An if statement checks it meets a condition and performs an action accordingly. If it doesn't meet the condition, it performs a different action.

You can use an if statement to return specific values based on the condition.

Format of a basic if statement

A typical if statement uses the following format:

Condition ? Instruction 1 : Instruction 2

  • ? command means then
  • : command means else

The expression is therefore saying:

If the condition is true THEN apply instruction 1, ELSE apply instruction 2.

When constructing the if statement, you must always include at least one condition, an instruction 1 and an instruction 2.


Format of a nested if statement

You can specify more than one condition with different results within one expression. This is a nested if statement.

Nested if statements use the following format:

Condition 1 ? Instruction 1 : Condition 2 ? Instruction 2 : Instruction 3

where:

  • ? command means then
  • : command means else

The expression is therefore saying:

If condition 1 is true THEN apply instruction 1, ELSE if condition 2 is true THEN apply instruction 2, ELSE apply instruction 3.

When constructing a nested if statement, you must end the statement with an else instruction to cover when it doesn't meet the specified conditions.


Example

Here's is an example using the Sales Ledger Analysis Type field: 

SALES_LEDGER.ANALSYSIS1 LIKE "NORTH" ? "Michael" : SALES_LEDGER.ANALSYSIS1 LIKE "SOUTH" ? "Sharon" : "Not Assigned"

The above statement will return "Michael" for all items in the search using "North" as the sales analysis type. "Sharon" for any using "South", and "Not Assigned" for any that aren't "North" or "South".


Why not use conditional formatting?

Using if statements provide far more flexibility than conditional formatting.

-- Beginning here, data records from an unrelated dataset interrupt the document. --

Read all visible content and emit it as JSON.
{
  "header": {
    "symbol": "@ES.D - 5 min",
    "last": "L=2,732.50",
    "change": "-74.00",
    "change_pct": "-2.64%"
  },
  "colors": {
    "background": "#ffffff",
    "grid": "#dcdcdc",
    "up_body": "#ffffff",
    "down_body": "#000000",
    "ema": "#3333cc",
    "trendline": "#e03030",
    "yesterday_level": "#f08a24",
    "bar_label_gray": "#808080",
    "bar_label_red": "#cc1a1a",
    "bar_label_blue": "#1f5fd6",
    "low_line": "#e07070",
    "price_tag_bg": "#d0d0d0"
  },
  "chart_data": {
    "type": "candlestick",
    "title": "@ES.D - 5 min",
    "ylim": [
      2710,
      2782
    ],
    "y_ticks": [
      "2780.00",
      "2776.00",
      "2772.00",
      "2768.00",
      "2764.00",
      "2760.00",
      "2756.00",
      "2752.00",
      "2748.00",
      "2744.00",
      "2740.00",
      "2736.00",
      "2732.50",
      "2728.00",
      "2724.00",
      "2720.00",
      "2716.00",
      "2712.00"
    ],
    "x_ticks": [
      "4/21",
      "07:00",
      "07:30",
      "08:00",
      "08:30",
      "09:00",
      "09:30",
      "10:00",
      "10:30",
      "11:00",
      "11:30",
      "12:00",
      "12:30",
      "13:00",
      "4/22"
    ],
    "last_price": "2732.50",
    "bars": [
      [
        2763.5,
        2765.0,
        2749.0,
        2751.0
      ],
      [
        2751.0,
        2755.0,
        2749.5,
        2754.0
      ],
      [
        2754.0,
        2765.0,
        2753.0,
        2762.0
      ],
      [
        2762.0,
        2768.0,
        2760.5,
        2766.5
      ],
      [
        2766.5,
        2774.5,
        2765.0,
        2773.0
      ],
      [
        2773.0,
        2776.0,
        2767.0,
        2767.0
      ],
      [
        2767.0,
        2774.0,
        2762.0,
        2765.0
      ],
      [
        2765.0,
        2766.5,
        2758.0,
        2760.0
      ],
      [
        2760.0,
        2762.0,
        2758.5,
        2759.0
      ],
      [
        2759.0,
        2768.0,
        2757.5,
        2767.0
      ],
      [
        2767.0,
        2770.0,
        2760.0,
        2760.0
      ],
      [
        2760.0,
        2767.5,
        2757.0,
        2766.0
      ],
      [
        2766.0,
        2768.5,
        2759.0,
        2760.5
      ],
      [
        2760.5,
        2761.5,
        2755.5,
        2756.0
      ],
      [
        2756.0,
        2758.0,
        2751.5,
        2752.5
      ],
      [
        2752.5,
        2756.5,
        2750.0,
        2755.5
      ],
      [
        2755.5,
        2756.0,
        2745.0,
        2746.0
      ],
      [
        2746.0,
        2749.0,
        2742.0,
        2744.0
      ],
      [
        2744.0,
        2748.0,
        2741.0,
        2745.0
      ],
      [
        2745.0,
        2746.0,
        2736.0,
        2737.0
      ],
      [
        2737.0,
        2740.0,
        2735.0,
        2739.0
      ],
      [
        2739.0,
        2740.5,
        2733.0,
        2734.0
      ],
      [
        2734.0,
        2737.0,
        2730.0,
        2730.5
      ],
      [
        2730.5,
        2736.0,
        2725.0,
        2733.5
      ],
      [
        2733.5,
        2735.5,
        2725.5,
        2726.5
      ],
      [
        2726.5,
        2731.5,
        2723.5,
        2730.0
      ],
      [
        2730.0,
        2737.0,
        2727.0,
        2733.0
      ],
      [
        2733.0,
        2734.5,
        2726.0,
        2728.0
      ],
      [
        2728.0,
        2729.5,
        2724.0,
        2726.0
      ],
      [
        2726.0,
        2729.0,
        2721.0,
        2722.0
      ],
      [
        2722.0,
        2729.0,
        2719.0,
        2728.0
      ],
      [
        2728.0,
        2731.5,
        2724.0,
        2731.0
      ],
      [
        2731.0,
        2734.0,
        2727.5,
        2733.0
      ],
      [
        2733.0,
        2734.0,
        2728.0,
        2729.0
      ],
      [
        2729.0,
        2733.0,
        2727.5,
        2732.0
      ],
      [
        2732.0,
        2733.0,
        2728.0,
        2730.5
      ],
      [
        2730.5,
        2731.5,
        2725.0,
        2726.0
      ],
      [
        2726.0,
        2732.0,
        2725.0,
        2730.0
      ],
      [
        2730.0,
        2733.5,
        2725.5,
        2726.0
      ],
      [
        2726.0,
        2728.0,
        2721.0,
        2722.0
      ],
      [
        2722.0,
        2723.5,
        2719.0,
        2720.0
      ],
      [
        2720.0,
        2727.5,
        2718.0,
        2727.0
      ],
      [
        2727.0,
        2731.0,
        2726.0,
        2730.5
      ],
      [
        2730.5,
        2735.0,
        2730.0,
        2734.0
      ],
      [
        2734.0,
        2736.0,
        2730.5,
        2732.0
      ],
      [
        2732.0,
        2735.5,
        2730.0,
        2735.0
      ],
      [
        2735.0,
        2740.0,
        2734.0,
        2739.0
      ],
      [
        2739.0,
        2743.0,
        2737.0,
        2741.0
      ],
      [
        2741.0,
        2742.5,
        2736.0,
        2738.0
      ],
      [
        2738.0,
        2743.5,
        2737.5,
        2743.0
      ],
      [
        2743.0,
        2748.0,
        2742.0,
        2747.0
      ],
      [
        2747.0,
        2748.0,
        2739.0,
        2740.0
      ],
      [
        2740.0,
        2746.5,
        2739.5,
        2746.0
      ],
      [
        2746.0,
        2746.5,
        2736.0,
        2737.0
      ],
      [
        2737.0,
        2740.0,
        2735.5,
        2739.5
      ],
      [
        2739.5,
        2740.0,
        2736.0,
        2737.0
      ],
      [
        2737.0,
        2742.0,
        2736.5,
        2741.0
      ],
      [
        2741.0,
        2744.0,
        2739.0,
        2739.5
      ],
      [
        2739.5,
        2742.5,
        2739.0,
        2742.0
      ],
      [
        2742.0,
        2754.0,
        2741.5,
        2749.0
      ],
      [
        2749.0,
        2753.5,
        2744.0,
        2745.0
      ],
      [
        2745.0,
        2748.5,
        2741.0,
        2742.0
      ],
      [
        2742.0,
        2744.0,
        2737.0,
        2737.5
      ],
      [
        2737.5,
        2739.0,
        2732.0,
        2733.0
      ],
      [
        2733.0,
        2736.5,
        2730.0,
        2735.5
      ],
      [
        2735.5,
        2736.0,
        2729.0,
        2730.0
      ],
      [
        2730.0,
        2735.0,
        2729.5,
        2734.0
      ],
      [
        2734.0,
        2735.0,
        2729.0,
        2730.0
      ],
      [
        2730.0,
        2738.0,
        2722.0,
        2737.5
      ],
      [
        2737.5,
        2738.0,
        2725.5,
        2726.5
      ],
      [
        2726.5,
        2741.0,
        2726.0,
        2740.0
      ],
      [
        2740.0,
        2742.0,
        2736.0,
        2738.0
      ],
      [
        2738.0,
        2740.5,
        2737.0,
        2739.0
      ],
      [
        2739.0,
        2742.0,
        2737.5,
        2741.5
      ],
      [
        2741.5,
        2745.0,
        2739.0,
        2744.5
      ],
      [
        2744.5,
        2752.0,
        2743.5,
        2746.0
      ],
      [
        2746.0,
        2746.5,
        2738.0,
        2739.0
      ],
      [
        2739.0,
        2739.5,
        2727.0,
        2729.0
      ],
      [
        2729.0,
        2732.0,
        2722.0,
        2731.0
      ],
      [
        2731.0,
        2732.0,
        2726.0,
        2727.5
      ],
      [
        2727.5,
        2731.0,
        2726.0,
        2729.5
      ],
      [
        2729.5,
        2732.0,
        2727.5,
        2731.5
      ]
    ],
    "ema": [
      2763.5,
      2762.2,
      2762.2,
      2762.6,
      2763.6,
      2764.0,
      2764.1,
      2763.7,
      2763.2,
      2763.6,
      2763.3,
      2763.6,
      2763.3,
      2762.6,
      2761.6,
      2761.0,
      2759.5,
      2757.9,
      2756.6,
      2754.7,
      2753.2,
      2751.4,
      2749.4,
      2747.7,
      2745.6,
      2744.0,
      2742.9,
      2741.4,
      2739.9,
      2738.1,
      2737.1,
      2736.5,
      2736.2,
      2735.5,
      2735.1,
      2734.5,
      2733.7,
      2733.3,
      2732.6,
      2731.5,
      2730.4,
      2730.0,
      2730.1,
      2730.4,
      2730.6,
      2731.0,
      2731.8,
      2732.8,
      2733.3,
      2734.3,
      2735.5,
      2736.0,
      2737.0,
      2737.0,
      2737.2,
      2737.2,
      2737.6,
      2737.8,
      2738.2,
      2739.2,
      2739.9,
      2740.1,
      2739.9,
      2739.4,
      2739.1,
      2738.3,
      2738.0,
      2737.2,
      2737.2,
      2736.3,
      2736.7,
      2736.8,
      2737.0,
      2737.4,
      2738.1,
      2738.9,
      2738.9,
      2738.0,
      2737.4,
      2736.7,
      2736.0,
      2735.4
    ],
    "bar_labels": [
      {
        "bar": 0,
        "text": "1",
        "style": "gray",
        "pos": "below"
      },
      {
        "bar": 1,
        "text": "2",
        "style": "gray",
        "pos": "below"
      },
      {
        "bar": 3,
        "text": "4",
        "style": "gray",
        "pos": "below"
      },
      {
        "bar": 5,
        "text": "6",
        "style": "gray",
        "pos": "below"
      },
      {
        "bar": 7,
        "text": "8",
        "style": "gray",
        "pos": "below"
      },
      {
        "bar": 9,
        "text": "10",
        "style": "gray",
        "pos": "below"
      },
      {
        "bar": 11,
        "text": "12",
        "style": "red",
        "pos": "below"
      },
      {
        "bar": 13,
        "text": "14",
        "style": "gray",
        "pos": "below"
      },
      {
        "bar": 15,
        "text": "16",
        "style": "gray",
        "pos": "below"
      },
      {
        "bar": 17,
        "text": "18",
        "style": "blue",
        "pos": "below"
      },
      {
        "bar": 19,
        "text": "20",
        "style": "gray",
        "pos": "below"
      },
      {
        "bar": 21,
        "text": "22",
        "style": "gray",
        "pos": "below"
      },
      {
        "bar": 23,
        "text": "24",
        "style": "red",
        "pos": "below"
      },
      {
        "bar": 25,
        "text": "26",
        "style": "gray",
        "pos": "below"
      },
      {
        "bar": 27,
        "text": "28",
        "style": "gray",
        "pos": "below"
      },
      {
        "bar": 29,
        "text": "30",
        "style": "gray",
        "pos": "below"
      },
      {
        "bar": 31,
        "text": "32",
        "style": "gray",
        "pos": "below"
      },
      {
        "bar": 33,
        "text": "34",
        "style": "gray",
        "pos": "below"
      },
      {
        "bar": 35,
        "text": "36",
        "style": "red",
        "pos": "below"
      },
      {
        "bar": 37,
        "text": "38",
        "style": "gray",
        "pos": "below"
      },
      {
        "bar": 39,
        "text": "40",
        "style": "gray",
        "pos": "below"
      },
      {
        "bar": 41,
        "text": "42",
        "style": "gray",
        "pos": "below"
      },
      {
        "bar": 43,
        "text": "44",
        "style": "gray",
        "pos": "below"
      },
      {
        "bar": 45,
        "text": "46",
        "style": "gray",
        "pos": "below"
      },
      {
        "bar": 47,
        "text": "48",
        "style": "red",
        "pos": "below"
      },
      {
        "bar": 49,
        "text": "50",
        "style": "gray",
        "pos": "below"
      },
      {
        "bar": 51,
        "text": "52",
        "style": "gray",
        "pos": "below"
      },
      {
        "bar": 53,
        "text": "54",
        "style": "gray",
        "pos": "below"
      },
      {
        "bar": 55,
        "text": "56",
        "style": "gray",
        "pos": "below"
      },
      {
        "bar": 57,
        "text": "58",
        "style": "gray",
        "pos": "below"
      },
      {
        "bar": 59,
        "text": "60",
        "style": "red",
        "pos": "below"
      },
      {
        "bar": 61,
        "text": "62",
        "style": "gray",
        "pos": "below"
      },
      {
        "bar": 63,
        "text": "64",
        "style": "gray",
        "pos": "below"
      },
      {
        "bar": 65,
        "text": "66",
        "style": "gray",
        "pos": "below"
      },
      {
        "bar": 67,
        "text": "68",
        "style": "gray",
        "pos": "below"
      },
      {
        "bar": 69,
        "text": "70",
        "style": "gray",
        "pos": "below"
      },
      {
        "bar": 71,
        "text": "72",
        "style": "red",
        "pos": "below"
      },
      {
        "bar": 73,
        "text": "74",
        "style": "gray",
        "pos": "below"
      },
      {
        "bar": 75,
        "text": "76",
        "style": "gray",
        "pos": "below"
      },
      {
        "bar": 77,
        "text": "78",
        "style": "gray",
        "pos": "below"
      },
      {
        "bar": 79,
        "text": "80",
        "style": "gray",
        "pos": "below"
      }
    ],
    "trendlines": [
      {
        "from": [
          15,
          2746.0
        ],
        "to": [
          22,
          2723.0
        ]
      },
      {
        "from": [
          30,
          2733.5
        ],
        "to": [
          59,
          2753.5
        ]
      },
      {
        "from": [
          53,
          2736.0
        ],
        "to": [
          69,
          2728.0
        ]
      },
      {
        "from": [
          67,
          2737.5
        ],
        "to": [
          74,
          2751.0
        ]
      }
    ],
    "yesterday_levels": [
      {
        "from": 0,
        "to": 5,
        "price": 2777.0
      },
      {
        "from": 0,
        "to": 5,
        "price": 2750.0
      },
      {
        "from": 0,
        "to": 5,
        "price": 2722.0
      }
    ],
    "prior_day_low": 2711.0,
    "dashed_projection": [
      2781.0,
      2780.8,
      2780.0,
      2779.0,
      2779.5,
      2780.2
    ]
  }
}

  • Groups and sorts - You can group and sort a report based on an if statement
  • Use dates, wildcards and functions in if statements
  • Ease of use - When constructing if statements, you can enter all the information in one expression
  • You don't need to set up properties on several objects as is sometimes necessary with conditional formatting
  • Custom totals - Conditional formatting simply hides or formats information, it can't calculate totals based on conditionally formatted values
  • You can total if statements
  • Column based reporting - using if statements can produce column based reports that you can run for a date range

If you're looking to format your expression, for example make the colour red when it meets a condition, you need to use conditional formatting.